Step 3 — Brute force. Check every pair. Correct, simple, O(n²) time and O(1) space.
#include <vector>
using namespace std;
vector<int> twoSum(const vector<int>& nums, int target) {
int n = nums.size();
for (int i = 0; i < n; i++)
for (int j = i + 1; j < n; j++)
if (nums[i] + nums[j] == target)
return {i, j};
return {};
}
import java.util.*;
int[] twoSum(int[] nums, int target) {
int n = nums.length;
for (int i = 0; i < n; i++)
for (int j = i + 1; j < n; j++)
if (nums[i] + nums[j] == target)
return new int[]{i, j};
return new int[]{};
}
function twoSum(nums, target) {
const n = nums.length;
for (let i = 0; i < n; i++)
for (let j = i + 1; j < n; j++)
if (nums[i] + nums[j] === target)
return [i, j];
return [];
}
def two_sum(nums, target):
n = len(nums)
for i in range(n):
for j in range(i + 1, n):
if nums[i] + nums[j] == target:
return [i, j]
return []
Step 4 — Optimize. The inner loop just searches for target - nums[i]. A hash map makes that search O(1). Walk once, and for each x ask: have I already seen target - x? This trades O(n) memory for an O(n) time solution.

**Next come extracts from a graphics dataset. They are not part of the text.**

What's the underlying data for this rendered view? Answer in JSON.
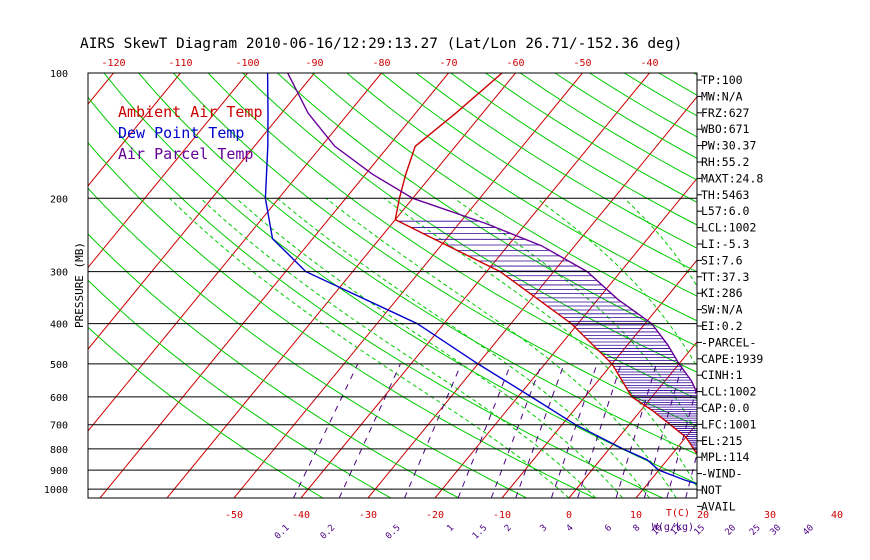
{
  "chart_data": {
    "type": "line",
    "title": "AIRS SkewT Diagram 2010-06-16/12:29:13.27 (Lat/Lon 26.71/-152.36 deg)",
    "ylabel": "PRESSURE (MB)",
    "xlabel_bottom": "T(C)",
    "mixing_ratio_unit": "W(g/kg)",
    "pressure_ticks": [
      100,
      200,
      300,
      400,
      500,
      600,
      700,
      800,
      900,
      1000
    ],
    "temperature_ticks_bottom": [
      -50,
      -40,
      -30,
      -20,
      -10,
      0,
      10,
      20,
      30,
      40
    ],
    "temperature_ticks_top": [
      -120,
      -110,
      -100,
      -90,
      -80,
      -70,
      -60,
      -50,
      -40
    ],
    "mixing_ratio_ticks": [
      "0.1",
      "0.2",
      "0.5",
      "1",
      "1.5",
      "2",
      "3",
      "4",
      "6",
      "8",
      "10",
      "12",
      "15",
      "20",
      "25",
      "30",
      "40"
    ],
    "legend": [
      {
        "label": "Ambient Air Temp",
        "color": "#cc0000"
      },
      {
        "label": "Dew Point Temp",
        "color": "#0000cc"
      },
      {
        "label": "Air Parcel Temp",
        "color": "#660099"
      }
    ],
    "series": [
      {
        "name": "Ambient Air Temp",
        "color": "#cc0000",
        "points": [
          [
            1000,
            21.5
          ],
          [
            925,
            17
          ],
          [
            850,
            15
          ],
          [
            750,
            10
          ],
          [
            650,
            2
          ],
          [
            600,
            -3
          ],
          [
            500,
            -10
          ],
          [
            400,
            -21
          ],
          [
            300,
            -38
          ],
          [
            250,
            -52
          ],
          [
            225,
            -60
          ],
          [
            200,
            -62
          ],
          [
            175,
            -64
          ],
          [
            150,
            -66
          ],
          [
            125,
            -64
          ],
          [
            100,
            -62
          ]
        ]
      },
      {
        "name": "Dew Point Temp",
        "color": "#0000cc",
        "points": [
          [
            1000,
            20.5
          ],
          [
            950,
            15
          ],
          [
            900,
            10
          ],
          [
            850,
            7
          ],
          [
            800,
            2
          ],
          [
            700,
            -8
          ],
          [
            600,
            -18
          ],
          [
            500,
            -30
          ],
          [
            400,
            -44
          ],
          [
            300,
            -67
          ],
          [
            250,
            -76
          ],
          [
            200,
            -82
          ],
          [
            150,
            -88
          ],
          [
            125,
            -92
          ],
          [
            100,
            -97
          ]
        ]
      },
      {
        "name": "Air Parcel Temp",
        "color": "#660099",
        "points": [
          [
            1000,
            21.5
          ],
          [
            950,
            21
          ],
          [
            900,
            20.5
          ],
          [
            850,
            18.5
          ],
          [
            800,
            16.5
          ],
          [
            750,
            15
          ],
          [
            700,
            12.5
          ],
          [
            650,
            10
          ],
          [
            600,
            7
          ],
          [
            550,
            4
          ],
          [
            500,
            0
          ],
          [
            450,
            -4
          ],
          [
            400,
            -9
          ],
          [
            350,
            -17
          ],
          [
            300,
            -25
          ],
          [
            260,
            -35
          ],
          [
            230,
            -46
          ],
          [
            200,
            -60
          ],
          [
            175,
            -69
          ],
          [
            150,
            -78
          ],
          [
            125,
            -86
          ],
          [
            100,
            -94
          ]
        ]
      }
    ]
  },
  "indices": [
    "TP:100",
    "MW:N/A",
    "FRZ:627",
    "WBO:671",
    "PW:30.37",
    "RH:55.2",
    "MAXT:24.8",
    "TH:5463",
    "L57:6.0",
    "LCL:1002",
    "LI:-5.3",
    "SI:7.6",
    "TT:37.3",
    "KI:286",
    "SW:N/A",
    "EI:0.2",
    "-PARCEL-",
    "CAPE:1939",
    "CINH:1",
    "LCL:1002",
    "CAP:0.0",
    "LFC:1001",
    "EL:215",
    "MPL:114",
    "-WIND-",
    "NOT",
    "AVAIL"
  ],
  "colors": {
    "isotherm": "#cc0000",
    "dry_adiabat": "#00cc00",
    "moist_adiabat": "#00cc00",
    "mixing_ratio": "#4b0082",
    "cape_hatch": "#330099",
    "grid": "#000000"
  }
}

Step 5 — Code the optimized version.
#include <vector>
#include <unordered_map>
using namespace std;
vector<int> twoSum(const vector<int>& nums, int target) {
unordered_map<int, int> seen; // value -> index
for (int i = 0; i < (int)nums.size(); i++) {
int need = target - nums[i];
if (seen.count(need)) return {seen[need], i};
seen[nums[i]] = i;
}
return {};
}
import java.util.*;
int[] twoSum(int[] nums, int target) {
Map<Integer, Integer> seen = new HashMap<>(); // value -> index
for (int i = 0; i < nums.length; i++) {
int need = target - nums[i];
if (seen.containsKey(need)) return new int[]{seen.get(need), i};
seen.put(nums[i], i);
}
return new int[]{};
}
function twoSum(nums, target) {
const seen = new Map(); // value -> index
for (let i = 0; i < nums.length; i++) {
const need = target - nums[i];
if (seen.has(need)) return [seen.get(need), i];
seen.set(nums[i], i);
}
return [];
}
def two_sum(nums, target):
seen = {} # value -> index
for i, x in enumerate(nums):
need = target - x
if need in seen:
return [seen[need], i]
seen[x] = i
return []
Step 6 — Test. [2,7,11,15], 9 → [0,1]. The tricky [3,3], 6: at i=0 we store 3→0; at i=1, need = 3 is already in the map → [0,1]. Correct.
Pitfall: Insert
nums[i]after checking forneed, not before — otherwise a single element can pair with itself.
Going from brute force to optimal
The optimize step has a small toolbox you’ll reuse constantly:
- Sort first — unlocks the two-pointers technique and binary search.
- Hash map / set — turns “have I seen this?” into O(1) and removes a nested loop.
- Precompute — running totals (prefix sums) answer range questions in O(1).
- Pick the right structure — a heap for “top-k”, a stack for “most recent”.
Going deeper: Before optimizing, compute the target complexity from the constraints. If
n ≤ 10^5, an O(n²) ≈ 10^10 solution is too slow — you need O(n log n) or better. Constraints tell you which complexity to aim for, which often reveals the intended technique.
Practice the loop
The framework only sticks through repetition. Try the complexity exercises to sharpen step 4, then apply the full loop to the array exercises. Over time, steps 1–4 become near-automatic.